During the ongoing piloting phase (until the end of 2005), the virtual customer lab is only accessible to customers of miAdidas products in selected markets. For legal reasons, customers in a retail unit are asked to participate in the project. Customers willing to participate receive a personal access code to the project's website (http://www.miadidas-und-ich.de). On the welcome page, users are addressed personally, and, if available, a clickable picture of their last purchased shoe is displayed. Since the tool was launched at the end of 2004, 272 customers participated actively in this co-design community (from about 550 invitations). Of those, 127 customers actively participated in idea creation (46.7% of responding customers, the rest contributed to the other campaigns only). Overall, the team at Adidas was impressed by the number of contributions and the innovativeness of many co-created new product ideas.

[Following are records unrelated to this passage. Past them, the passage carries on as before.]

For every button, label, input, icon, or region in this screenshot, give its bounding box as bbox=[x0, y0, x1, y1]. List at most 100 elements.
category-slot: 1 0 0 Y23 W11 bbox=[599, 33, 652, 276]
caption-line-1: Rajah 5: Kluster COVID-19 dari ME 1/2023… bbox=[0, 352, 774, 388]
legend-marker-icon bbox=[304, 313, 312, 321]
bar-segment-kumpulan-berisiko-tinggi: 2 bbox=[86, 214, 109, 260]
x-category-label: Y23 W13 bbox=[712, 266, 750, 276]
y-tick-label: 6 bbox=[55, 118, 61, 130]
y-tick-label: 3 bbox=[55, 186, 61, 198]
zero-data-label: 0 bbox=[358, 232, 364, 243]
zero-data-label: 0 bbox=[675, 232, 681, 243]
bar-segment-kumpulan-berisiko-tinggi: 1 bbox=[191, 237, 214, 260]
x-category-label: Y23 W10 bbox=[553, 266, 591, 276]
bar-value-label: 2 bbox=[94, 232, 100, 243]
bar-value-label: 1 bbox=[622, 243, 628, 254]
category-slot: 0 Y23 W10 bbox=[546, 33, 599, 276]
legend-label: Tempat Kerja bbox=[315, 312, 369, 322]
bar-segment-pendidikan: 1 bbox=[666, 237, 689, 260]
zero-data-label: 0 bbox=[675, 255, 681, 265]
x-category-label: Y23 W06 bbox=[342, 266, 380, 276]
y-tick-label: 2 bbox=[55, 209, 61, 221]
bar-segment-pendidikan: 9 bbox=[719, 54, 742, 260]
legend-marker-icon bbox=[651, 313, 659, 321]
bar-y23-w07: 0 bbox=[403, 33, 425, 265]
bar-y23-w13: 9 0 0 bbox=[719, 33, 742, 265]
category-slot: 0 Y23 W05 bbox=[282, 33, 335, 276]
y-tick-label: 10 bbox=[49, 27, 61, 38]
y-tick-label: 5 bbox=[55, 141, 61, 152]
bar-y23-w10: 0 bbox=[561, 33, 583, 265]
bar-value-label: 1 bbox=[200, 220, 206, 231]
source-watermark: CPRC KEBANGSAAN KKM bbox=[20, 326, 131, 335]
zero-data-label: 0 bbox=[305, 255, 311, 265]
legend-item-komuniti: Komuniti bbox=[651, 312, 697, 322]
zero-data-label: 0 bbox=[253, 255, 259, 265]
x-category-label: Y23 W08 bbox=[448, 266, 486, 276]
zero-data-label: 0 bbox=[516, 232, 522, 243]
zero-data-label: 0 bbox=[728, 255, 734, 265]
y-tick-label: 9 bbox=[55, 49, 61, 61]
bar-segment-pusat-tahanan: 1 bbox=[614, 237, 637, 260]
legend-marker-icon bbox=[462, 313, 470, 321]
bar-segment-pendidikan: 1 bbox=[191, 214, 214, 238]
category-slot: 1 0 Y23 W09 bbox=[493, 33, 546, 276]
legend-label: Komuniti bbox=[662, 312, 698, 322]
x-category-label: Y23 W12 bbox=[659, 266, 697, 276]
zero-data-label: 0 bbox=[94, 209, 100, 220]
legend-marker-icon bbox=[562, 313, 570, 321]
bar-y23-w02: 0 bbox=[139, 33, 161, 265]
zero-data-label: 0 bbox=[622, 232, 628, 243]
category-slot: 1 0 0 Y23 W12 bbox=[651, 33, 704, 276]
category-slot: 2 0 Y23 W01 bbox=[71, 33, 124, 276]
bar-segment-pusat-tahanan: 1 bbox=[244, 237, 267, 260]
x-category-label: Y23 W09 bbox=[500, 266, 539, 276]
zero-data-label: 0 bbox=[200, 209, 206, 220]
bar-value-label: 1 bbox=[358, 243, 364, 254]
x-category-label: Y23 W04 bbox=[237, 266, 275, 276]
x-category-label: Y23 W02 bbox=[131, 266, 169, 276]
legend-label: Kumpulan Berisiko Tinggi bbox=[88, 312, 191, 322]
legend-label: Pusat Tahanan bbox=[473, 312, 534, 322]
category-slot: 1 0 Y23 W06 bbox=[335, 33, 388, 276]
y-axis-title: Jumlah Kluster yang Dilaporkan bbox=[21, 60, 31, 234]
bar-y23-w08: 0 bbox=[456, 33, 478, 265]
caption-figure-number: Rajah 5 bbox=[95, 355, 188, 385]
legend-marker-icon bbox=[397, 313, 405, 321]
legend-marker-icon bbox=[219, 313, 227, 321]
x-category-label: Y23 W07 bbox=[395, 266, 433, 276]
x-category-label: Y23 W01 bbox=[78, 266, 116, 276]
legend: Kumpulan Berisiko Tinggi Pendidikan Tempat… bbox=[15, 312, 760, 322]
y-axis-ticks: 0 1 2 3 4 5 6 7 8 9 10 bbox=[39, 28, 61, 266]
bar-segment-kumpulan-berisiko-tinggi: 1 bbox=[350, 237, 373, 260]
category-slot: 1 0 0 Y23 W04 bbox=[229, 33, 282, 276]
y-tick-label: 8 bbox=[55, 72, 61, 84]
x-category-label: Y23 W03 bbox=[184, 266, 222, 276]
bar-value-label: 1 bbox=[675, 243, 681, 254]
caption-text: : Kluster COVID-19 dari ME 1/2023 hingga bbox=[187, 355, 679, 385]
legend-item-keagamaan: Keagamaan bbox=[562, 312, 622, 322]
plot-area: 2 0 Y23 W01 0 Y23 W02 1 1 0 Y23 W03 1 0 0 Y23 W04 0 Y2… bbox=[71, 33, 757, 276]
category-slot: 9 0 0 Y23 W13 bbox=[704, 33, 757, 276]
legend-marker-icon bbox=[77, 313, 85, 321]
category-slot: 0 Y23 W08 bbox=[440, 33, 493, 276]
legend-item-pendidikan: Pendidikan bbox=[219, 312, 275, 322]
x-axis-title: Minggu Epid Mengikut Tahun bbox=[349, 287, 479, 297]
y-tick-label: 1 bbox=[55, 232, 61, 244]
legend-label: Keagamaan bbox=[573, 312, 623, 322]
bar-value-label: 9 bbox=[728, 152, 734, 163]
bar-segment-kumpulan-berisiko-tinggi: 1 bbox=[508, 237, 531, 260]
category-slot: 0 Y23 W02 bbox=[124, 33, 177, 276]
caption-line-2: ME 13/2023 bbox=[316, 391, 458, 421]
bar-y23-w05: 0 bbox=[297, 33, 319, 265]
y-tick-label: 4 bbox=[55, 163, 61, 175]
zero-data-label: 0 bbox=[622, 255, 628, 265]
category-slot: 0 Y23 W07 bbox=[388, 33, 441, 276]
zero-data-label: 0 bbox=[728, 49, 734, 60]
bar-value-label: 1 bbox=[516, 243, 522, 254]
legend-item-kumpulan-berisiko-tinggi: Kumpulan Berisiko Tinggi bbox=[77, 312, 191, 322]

At the moment, we are surveying the community members about their experiences with the system. Early data from these surveys show that users really liked the collaborative co-creation process and also appreciated the company's initiative to create such a community. There were almost no reports on feeling “abused” by the company. This pilot proved early assumptions that customers of mass customized products are often highly involved in the purchasing process and are very eager to provide feedback or continue an interaction after the product has been delivered (Berger & Piller, 2003). Consider that this pilot has just covered some of the potential benefits of combining the concept of virtual communities and the mass customization co-design process. Many of the applications discussed in this article have not been piloted yet (like the contribution of a community to support automatic (collaborative) filtering to get a better starting configuration).